A série Encontros com a nova literatura brasileira contemporânea apresenta o trabalho de escritores da cena literária recente, com uma seleção atenta à produção de todas as regiões do país. Neste ciclo, a curadoria e a apresentação são da pesquisadora Fabiana Carneiro da Silva.

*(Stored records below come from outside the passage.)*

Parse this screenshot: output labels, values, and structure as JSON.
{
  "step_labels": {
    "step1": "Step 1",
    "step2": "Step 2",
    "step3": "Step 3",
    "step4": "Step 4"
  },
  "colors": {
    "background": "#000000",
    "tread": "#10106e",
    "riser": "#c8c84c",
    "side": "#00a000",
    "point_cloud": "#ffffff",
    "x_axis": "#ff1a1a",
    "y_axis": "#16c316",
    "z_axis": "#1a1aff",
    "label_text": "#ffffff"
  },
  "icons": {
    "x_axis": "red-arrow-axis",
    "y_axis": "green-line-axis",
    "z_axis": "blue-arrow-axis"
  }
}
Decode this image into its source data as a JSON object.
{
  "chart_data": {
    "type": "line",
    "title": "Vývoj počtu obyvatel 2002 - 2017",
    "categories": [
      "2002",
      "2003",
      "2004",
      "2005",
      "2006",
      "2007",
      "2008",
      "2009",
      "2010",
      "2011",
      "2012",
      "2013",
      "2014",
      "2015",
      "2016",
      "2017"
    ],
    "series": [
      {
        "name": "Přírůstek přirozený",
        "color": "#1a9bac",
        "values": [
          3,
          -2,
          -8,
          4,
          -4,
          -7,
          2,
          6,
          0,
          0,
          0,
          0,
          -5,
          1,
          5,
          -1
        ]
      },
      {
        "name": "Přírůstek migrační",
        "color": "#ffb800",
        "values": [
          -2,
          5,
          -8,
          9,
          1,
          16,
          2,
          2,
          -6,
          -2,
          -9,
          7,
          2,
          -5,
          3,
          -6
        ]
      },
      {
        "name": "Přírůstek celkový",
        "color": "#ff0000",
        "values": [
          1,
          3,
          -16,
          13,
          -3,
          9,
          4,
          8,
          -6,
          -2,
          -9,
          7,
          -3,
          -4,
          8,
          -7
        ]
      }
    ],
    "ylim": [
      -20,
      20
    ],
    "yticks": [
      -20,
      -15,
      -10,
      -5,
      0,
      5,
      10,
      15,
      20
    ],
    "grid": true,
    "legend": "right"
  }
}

Uma ponte entre a cena local contemporânea do rap paraense e as proposições da poeta e intelectual afro-estadunidense (de origem caribenha) Audre Lorde na segunda metade do século XX nos Estados Unidos se faz possível pelo trabalho de Bruna BG, escritora e rapper nascida em Breves (PA) e atuante, sobretudo, em Belém (PA). A artista, autora do EP Bruna BG, lançado no final de 2021, produz seus versos a partir da convicção de que a “poesia não é um luxo”, e, sendo assim, o fazer literário estrutura seu modo de estar no mundo a despeito de todas as obstruções que se encontram no caminho – sobre isso, na música “Pesadelos”, ela escreve-canta: “E nessa estrada eu sigo o caminho cantando as realidades, vou / Eu perco o meu tempo / Eles falam que eu perco o meu tempo”. A poética de Bruna, que apresentamos nesta edição da série Encontros com a nova literatura brasileira contemporânea, dá a ver uma dicção em diversos aspectos destoante do mainstream do rap nacional.

A dimensão de horror que converte em pesadelo a experiência de boa parte das populações negras periféricas surge na obra de Bruna de modo sensível, flagrada em pormenores que insuflam o eu lírico das canções a insurgir-se contra o status quo, mesmo que combalido pelas feridas da impotência. A relação entre o ritmo e a poesia tecida por Bruna explicita uma crença – para muitos já não condizente com as configurações de nosso atual momento histórico – na potencialidade da palavra-cantada-alafiada de transformar as experiências de suas e seus receptores. Mulher preta, ribeirinha, lésbica afirmando seu lugar numa paisagem artística ainda predominantemente masculina e heterocisnormativa, Bruna elege o sonho e o amor como caminhos possíveis de reconciliação das partes fraturadas de si mesma. Tal como na obra de Lorde, o amor e o gesto de amar entre mulheres negras surgem como contrapontos ao medo e aos traumas causados pela precariedade das vidas negras numa sociedade estruturalmente racista. “Mexe comigo, não, mexe comigo, não / Mexe comigo que eu te mostro a mente da menina”, ela afirma e, nessa esteira, delineia para nós percursos sinuosos das subjetividades de suas vozes-poéticas.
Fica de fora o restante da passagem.